[Boleh, sangat boleh. Buat keponakan yang banyak buat aku. Eh, sekarang aku lagi sama kak Damie, jangan ganggu. Quality time me. Nikmati waktu kalian.]
Tut.
Regas hampir akan lempar ponsel kalau tak ingat ponsel tersebut barang penting. Regas tak mau beli baru. Ditambah tuh ponsel benda kesayangan. Selama belum lelet, pakai terus.
"Hear, dia setuju."
Regas menaikturunkan alis.
"Besok kita menikah. Dengan begitu aku punya hak larang kamu dekat-dekat Azka."
"Kamu tahu gak sih Regas. Azka suka Raras. Azka gak suka aku, dia hanya ingin minta bantuan melupakan Raras, gak lebih. Kamu sebagai kakak lelaki gak peduli ke Raras. Sebab itu, biar aku yang melakukannya. Aku dan Raras bukan saudara kandung, setidaknya aku dan dia bersama sejak kecil, Mom merawatku sepenuh hati. Tidak perneh membedakan perlakuan antara aku Raras."

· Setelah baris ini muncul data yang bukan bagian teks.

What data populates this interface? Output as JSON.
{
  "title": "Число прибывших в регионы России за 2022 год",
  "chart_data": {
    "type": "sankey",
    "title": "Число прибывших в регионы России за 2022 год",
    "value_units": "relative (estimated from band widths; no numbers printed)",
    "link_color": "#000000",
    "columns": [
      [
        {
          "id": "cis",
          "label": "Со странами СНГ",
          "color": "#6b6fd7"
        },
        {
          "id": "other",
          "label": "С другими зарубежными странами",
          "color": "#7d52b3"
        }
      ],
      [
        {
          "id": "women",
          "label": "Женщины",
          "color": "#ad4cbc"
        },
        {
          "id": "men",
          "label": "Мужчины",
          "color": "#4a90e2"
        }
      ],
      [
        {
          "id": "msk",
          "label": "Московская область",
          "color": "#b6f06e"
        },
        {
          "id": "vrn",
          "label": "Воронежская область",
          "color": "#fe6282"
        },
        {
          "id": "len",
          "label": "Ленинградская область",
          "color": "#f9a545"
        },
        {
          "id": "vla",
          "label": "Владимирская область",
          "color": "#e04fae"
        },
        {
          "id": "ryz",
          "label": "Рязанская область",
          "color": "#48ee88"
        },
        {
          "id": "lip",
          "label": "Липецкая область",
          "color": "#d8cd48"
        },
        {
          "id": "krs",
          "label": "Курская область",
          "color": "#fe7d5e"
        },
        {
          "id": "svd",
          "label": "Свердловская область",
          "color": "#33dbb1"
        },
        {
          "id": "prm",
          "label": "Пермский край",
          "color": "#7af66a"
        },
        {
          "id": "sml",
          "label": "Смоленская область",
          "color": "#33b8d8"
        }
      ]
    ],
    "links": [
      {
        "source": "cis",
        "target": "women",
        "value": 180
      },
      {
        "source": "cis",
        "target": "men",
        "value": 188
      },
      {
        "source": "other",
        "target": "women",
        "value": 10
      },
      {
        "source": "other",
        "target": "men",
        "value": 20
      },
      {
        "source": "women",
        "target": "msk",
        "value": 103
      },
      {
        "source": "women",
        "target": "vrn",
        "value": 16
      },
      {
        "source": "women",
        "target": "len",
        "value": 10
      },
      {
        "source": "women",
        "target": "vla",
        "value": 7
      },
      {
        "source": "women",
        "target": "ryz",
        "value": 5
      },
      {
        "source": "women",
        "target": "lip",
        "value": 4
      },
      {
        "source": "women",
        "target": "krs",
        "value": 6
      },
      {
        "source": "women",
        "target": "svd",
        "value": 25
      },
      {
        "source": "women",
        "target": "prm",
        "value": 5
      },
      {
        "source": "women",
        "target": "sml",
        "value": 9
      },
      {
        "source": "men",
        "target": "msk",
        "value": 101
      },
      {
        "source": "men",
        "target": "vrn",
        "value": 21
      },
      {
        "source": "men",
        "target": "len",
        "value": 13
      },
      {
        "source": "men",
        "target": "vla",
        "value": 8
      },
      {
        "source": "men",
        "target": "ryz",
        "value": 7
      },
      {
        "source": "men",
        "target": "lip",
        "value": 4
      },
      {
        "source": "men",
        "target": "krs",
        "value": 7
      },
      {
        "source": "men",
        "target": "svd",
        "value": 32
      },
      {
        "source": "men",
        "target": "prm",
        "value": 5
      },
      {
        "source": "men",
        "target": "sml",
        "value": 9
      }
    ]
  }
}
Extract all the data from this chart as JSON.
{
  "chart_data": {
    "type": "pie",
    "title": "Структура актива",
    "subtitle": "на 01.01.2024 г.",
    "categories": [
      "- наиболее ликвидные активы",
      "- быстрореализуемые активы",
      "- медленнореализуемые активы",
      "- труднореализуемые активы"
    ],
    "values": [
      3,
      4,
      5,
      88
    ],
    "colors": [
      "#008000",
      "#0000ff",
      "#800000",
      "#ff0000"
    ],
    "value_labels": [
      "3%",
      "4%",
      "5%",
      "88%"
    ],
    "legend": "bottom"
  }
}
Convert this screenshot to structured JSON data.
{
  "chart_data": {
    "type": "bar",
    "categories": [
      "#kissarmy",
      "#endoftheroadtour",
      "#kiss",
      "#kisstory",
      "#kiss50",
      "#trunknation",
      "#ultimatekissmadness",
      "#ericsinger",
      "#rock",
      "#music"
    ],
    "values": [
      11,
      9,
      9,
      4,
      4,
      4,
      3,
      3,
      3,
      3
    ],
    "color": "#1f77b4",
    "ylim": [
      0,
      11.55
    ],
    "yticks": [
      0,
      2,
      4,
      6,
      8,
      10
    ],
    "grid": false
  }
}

"Terus kamu mau balas budi?"
Eli sempat bungkam. Ucapan Regas benar, namun kalau orang itu yang bicara jadi terdengar sarkas, menohok menghunus bagai pedang ke ulu hati Eli.
Lalu rasanya sakit.
"Bukan, aku ikhlas. Aku menyayanyi Raras, dia adikku dan Mom merawatku sepenuh hati. Mereka keluargaku. Mereka membuatku ada sampai sekarang dan aku sangat bersyukur. Andai bukan sebab menghargai Mom dan Raras, aku tak akan bertahan denganmu. Biar aku yang menjaga Raras."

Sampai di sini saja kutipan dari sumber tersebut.